The government's commitment "is definitely a milestone and has given tremendous excitement to solar-power satellite researchers", says Hiroshi Matsumoto, a radio scientist and president of Kyoto University.
Researchers are hoping to launch a full-scale system by 2030, but costs need to come down dramatically for it to be economically viable.
Few doubt that the project is technically possible. The well-understood process starts with collecting solar energy with photovoltaic cells, transferring that energy to antennas that transmit microwaves, then receiving those microwaves with a 'rectifying antenna' that converts them to electricity. As early as 1975, scientists at the Jet Propulsion Laboratory in Pasadena, California, transferred energy by means of microwaves over a distance of 1.54 kilometres. And in May last year, scientists beamed power over a distance of 148 kilometres, between two Hawaiian islands.
Japan has been investigating solar-power satellites since the 1980s. In 1983 and again in 1993, Matsumoto, working with Kobe University's Nobuyuki Kaya, launched rockets into the ionosphere to investigate what happens to microwaves as they travel through space (H. Matsumoto Radio Sci. Bull. 273, 11–35; 1995). In March this year, a group from Kyoto University became the first to use microwaves to send power from the air to the ground when they charged a mobile phone with microwaves transmitted from a blimp-like airship hovering some 30 metres above the ground.
“I'm 100% confident this will happen. We need another stable power source. , ”
Current scale-up plans call for a series of tests, each with an increasingly larger capacity for power transmission. First, Japan aims to demonstrate ground-based transmission in the kilowatt range, then space-based kilowatt transmission using Japan's Kibo module on the International Space Station or small satellites. By 2020, researchers hope to have a prototype satellite that can transmit in the range of hundreds of kilowatts, and by 2030 a satellite that can transmit a gigawatt. As currently envisioned, the system to launch in 2030 would be a 2-kilometre-wide array of solar cells with an array of 1 billion transmitting antennas — each measuring 5–10 centimetres across — on the side facing Earth.

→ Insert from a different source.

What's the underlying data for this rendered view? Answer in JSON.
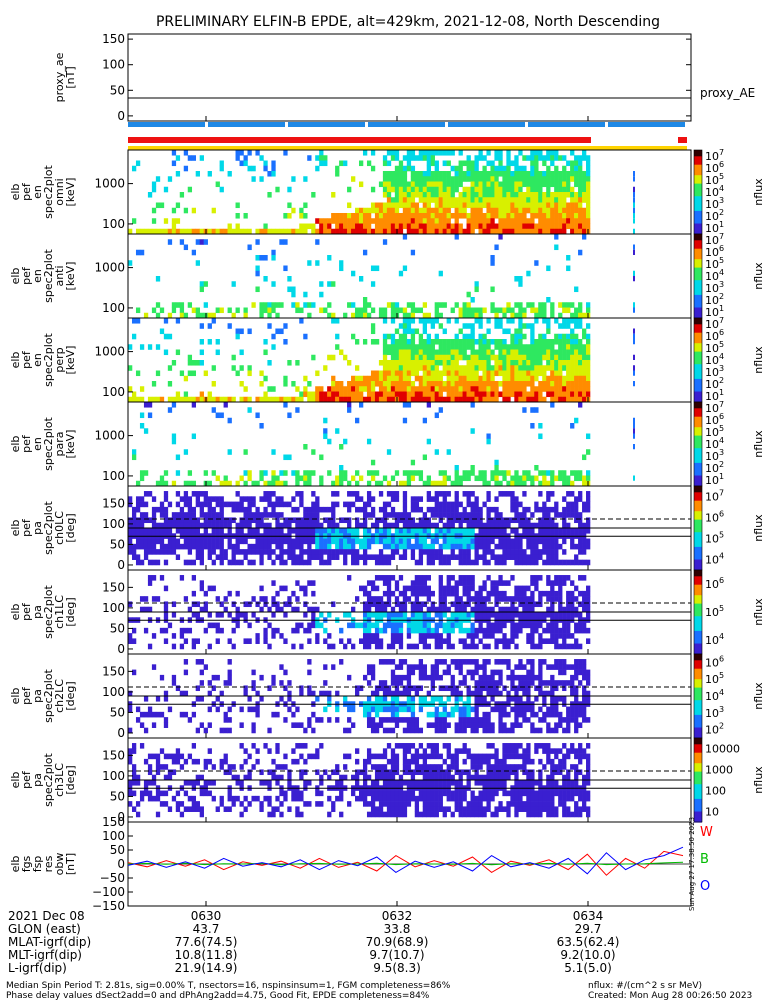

The goal is to make satellites for under ¥1 trillion (US$11 billion) each; it currently costs 100 times that. "It's exciting, but there are many problems to overcome," says Naoki Shinohara of Kyoto University. For one thing, transmission efficiency must rise to 75%, he says; the airship experiment achieved just 40% efficiency, although the technology it uses differs from what a satellite would use.

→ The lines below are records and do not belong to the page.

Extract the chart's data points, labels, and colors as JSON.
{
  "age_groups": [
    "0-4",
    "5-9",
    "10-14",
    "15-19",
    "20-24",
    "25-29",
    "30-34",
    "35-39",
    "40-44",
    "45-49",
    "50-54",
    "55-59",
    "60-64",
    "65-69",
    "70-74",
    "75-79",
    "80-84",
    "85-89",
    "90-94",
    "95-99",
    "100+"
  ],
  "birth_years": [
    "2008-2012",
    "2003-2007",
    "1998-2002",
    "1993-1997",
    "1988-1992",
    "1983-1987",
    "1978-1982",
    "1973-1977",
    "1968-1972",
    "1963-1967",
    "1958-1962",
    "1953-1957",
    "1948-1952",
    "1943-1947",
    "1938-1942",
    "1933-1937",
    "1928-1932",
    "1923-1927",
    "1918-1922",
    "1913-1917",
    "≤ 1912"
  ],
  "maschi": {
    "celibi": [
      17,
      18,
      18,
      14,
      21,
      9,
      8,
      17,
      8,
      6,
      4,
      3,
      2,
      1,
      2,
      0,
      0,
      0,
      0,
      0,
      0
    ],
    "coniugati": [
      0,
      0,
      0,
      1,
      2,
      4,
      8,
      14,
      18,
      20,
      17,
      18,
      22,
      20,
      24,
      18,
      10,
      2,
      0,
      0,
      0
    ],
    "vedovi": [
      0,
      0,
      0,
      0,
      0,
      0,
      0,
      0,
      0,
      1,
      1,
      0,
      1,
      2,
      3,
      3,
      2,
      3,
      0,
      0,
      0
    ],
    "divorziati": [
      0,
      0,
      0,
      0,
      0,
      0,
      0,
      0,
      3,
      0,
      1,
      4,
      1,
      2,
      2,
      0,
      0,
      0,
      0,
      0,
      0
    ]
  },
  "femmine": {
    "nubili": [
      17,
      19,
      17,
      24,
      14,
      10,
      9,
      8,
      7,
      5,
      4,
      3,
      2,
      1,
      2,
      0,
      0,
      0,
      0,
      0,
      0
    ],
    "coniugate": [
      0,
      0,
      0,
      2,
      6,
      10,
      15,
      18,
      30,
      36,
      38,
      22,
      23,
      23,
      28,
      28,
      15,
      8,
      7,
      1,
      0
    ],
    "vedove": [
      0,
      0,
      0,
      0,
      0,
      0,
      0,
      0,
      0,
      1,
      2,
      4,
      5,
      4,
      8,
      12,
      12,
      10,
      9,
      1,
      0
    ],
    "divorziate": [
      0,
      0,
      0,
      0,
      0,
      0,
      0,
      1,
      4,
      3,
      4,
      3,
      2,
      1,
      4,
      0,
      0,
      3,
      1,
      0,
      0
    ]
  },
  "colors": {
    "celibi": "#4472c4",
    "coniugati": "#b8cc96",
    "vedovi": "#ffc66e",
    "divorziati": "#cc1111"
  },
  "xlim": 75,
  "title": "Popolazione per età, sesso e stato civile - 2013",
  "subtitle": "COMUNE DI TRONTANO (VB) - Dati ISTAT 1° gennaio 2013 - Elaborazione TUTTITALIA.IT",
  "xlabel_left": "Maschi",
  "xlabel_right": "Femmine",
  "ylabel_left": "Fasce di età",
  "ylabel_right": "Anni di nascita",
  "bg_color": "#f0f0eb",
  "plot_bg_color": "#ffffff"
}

Rocket launches will also need to be cut to a hundredth of their current cost; options such as reusable rockets are being considered, according to Susumu Sasaki of the Japan Aerospace Exploration Agency (JAXA). At this month's meeting, Tokyo University's Kimiya Komurasaki discussed how a remote microwave source could power rockets. That would reduce the amount of propellant they need to carry and, in theory, mean that rockets used to build a solar-power satellite could carry more antennas and solar cells.

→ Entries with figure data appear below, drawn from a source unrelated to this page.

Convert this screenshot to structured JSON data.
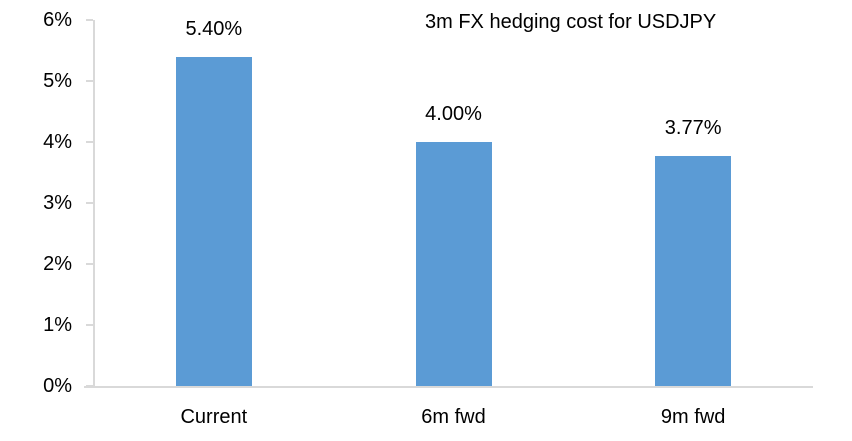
{
  "chart_data": {
    "type": "bar",
    "title": "3m FX hedging cost for USDJPY",
    "categories": [
      "Current",
      "6m fwd",
      "9m fwd"
    ],
    "values": [
      5.4,
      4.0,
      3.77
    ],
    "value_labels": [
      "5.40%",
      "4.00%",
      "3.77%"
    ],
    "xlabel": "",
    "ylabel": "",
    "ylim": [
      0,
      6
    ],
    "ytick_step": 1,
    "ytick_labels": [
      "0%",
      "1%",
      "2%",
      "3%",
      "4%",
      "5%",
      "6%"
    ],
    "grid": false,
    "legend": false,
    "bar_color": "#5B9BD5",
    "axis_color": "#D9D9D9",
    "text_color": "#000000",
    "background_color": "#FFFFFF"
  }
}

Matsumoto estimates that it will take ¥2 billion to ¥3 billion to demonstrate solar-power satellite technology on the ground, and ¥10 billion to ¥50 billion to demonstrate it in orbit.
The nation's space plan calls for an "all-Japan" effort to prepare for space-based demonstrations within three years. And as research budgets have been tight in many areas (see Nature 462, 258–259; 2009), the industry and science ministries have more than doubled their budget requests for solar-power satellite-related programmes, to nearly ¥1.4 billion. JAXA has pressed for a doubling of its budget for space-based solar power, from ¥250 million to ¥500 million.
"I'm 100% confident this [technology] will happen," says Shinohara. Unlike wind or Earth-based solar, solar-power satellites in space can gather energy 24 hours a day to provide a reliable source of alternative energy. "We need another stable power source," he says.
Japan looks likely to lead the way, as interest in the United States has waned, says John Mankins, who led the space solar-power programme at NASA. Most efforts in the United States are now in private companies or non-profit organizations. In April, Solaren, a company based in Manhattan Beach, California, signed a contract with San Francisco-based Pacific Gas and Electric to produce 200 megawatts of energy from a solar-power satellite starting in 2016. But Mankins, who co-founded and works at Managed Energy Technologies in Ashburn, Virginia, calls that goal "extremely challenging".
Japan's effort, he says, may lead the way: "The Japanese plan is quite well formulated."